持ち上げたショートソードを右肩に担ぐその姿は、中々様になっている。
バイスの言った通り、盾で弾き返し剣で切りつけるカウンタースタイルなのだろう。
俺はというと、レンタル用のスレッジハンマーを両手に持つ二刀流スタイルで相手に挑む。
相手はタンクだ。こちら側が先手をとれるなら、付け焼刃の盾など持っても意味がない。
ならば一撃必殺を狙い、壊す覚悟でぶん殴る。
「カッパーの奴はハンマー二本持ちか。恰好だけは一丁前だな」
騒々しい外野。他人のことは聞こえないのに、自分の言われている事だけは自然と耳に入ってくる。
それ以外に辛うじて聞き取れるのは、ロイドの事とカガリの事。
模擬戦とはまったく関係のないカガリだが、いるだけで話題になるのは当然だ。
こういうイベントが盛り上がるのは、そもそも娯楽が少ないからなのだろう。改めて見渡すと結構な観客数である。
冒険者はもちろん暇そうなギルド職員まで見に来ている辺り、注目度は高そうだ。
格闘技経験のない自分にとっては、こういう場での試合というのは初めての試みではあるが、特に緊張はしていなかった。
元の世界では、大勢の前でクソ長い経典を一字一句間違えず読み上げなければならなかったのだ。
それに比べたら今の状況なんて大したことじゃない。むしろ気分は高揚している。
ミアの仇であるロイドを合法的にぶん殴れるのだから。
敢えて不安な点をあげるとすれば、相手が俺の一撃を避けずに受けてくれるかということだけである。
「補助魔法準備!」
バイスの声で、場外にいた補助魔法担当のギルド職員がプレートに手を掛ける。
「【|強化《グランド》|防御術《プロテクション》|(物理)《フィジックス》】」
「【|範囲《フィールド》|防御術《プロテクション》|(物理)《フィジックス》】」
俺とロイド、そしてステージ全体を覆うような光の薄膜。
バイスが片手を大きく上げると、静まり返る訓練場。
「準備はいいな?」
両者が無言で頷くと、バイスは上げた手を振り下ろし、試合開始を宣言した。
「始めえぇぇ!!」
「「おおおおおおおおおおお!」」
同時に上がる歓声。それに気をとられないよう目の前の敵に集中する。
「かかって来いよカッパー! 格の違いを見せつけてやるぜ!」
両者はゆっくりと前進し、ステージ中央でお互いの間合いに入った。
ロイドは右手のショートソードを前に突き出し、早く打って来いと言わんばかりに手招きをする余裕すら見せる。
ならば、お言葉に甘えるとしよう。
上半身を左に限界まで捩じると右足を一歩前へと踏み出し地面を掴む。
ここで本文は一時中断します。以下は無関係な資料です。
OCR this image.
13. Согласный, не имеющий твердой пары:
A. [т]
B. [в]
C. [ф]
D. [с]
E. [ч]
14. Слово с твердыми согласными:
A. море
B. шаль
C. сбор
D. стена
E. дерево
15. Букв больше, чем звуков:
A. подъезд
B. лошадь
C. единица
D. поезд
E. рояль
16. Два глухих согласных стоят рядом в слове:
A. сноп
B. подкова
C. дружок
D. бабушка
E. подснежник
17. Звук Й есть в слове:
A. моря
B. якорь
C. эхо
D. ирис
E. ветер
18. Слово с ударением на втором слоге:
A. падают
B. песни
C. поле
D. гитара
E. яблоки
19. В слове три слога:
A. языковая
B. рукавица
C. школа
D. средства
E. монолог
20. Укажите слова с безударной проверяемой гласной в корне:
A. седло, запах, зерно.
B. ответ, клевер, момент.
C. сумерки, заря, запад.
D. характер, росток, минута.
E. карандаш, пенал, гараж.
そして俺は、右手のハンマーを全力で掬い上げた。
アッパーカットを思わせるそれは、素人感丸出しのフルスイング。単純が故に、それを避けるのは冒険者なら容易だろう。
だが、ロイドは避けなかった。
「――ッ!?」
ハンマーがロイドの盾にインパクトする瞬間、俺はロイドと目が合った。ヘルムの僅かな隙間から覗くほんの一瞬だ。
俺のハンマーがロイドの盾に弾き返され、バランスを崩したところに反撃――という筋書きだったのだろうが、結果はまったくの逆である。
ハンマーが盾にヒットした瞬間、ロイドはふわりと宙に浮いた。
それは僅か数十センチほどであったが、耳を防ぎたくなるほどの轟音が、その威力を物語っていたのだ。
金属を激しく打ちつけた音と、ガラスを盛大に割ったような音が空気を切り裂き混じり合う。
あまりの予想外の出来事に、時が止まってしまったのかと錯覚するほど。
綺麗に砕け散った防御魔法。アルミ缶を潰したかのような|歪《いびつ》な盾が、なぜか天井に突き刺さっていた。
崩れた天井の一部が破片となってパラパラと舞い落ち、盾に固定されていたガントレットからは僅かに血が滴っている。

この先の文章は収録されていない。